Speaking of bellies, the guy who presumably had the hard job of holding up the cashmere throw later emerges, full face and body, holding an arm up to the sky and yawning, showing some serious midriff skin, where his tasteful gray cashmere sweater meets his tasteful gray cashmere pants.
It’s a whole new take on the man in the gray flannel suit–in the bellybutton of the well-pelted slacker–so to speak. Another ad shows a female model, in a cashmere T-shirt and underwear, lying in a fetal position on the floor. I guess, you tend to reduce yourself to what’s elemental: birth, water, life, ribbed charcoal separates.
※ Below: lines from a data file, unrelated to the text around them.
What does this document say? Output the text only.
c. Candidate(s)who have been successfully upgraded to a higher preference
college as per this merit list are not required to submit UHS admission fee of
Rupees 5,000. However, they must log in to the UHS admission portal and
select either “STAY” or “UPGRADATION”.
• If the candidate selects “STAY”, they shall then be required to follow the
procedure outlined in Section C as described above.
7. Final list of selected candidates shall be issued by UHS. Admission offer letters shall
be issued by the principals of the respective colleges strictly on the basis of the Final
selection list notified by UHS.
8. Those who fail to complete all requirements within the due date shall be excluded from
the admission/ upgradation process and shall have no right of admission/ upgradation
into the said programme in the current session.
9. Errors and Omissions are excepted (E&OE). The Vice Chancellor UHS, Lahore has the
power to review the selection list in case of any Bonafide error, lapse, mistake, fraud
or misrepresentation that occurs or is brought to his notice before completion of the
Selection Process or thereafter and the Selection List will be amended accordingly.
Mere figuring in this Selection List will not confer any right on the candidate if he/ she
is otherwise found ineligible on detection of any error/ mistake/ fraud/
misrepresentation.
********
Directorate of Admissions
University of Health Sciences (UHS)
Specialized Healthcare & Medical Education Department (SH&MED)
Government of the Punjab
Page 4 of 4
There’s also a great-looking shot of a man’s legs cropped just below the knee. He wears gray cashmere socks, and mysteriously a little white mouse crawls across one ankle. The ad is a wonderful juxtaposition of color and surface–talk about a creepy way to get your goat, though.
Clearly, this is not the softer side of Sears, although that is great retail advertising, too. What struck me about the incredibly tactile TV advertising for BR suede, which broke in late September, is how hip but approachable, rollicking and active it is, as if it’s saying, “Come on in.” It’s almost like the new lifestyle advertising is for an HMO for the aesthetically gifted.
There are five different versions of the suede spots, all involving smiley cool people in various suede separates (we’re talking skins, baby), and lots of shots of hands–across the water or in the mud or molding a pot in clay or reading braille or feeling the circumference of a man’s shaven head.
One of the shots, of a woman in a suede shirt putting her fingers across her chest, suggests a famous Edward Steichen photo of Georgia O’Keefe. If some of the shots teeter on the brink of preciousness or overzealous Zen, the music saves them: “Feeling Good,” exquisitely performed by jazz singer Nina Simone. (“It’s a new dawn. It’s a new day.”)
BR will launch a holiday spot in late November involving fragrance samplers, linens, oil candles, merino gloves and handblown tree ornaments–a sort of aesthetic answer to the old raindrops on roses and whiskers on kittens.
But what BR has done, fully integrated, top to bottom, is taken all the ideas that the 25-45 demographic group is questioning and reconfiguring–home, career, comfort–and made soft sense of them.
Now that’s a self-improvement bender for the new retail age–jeep and mosquito netting not included.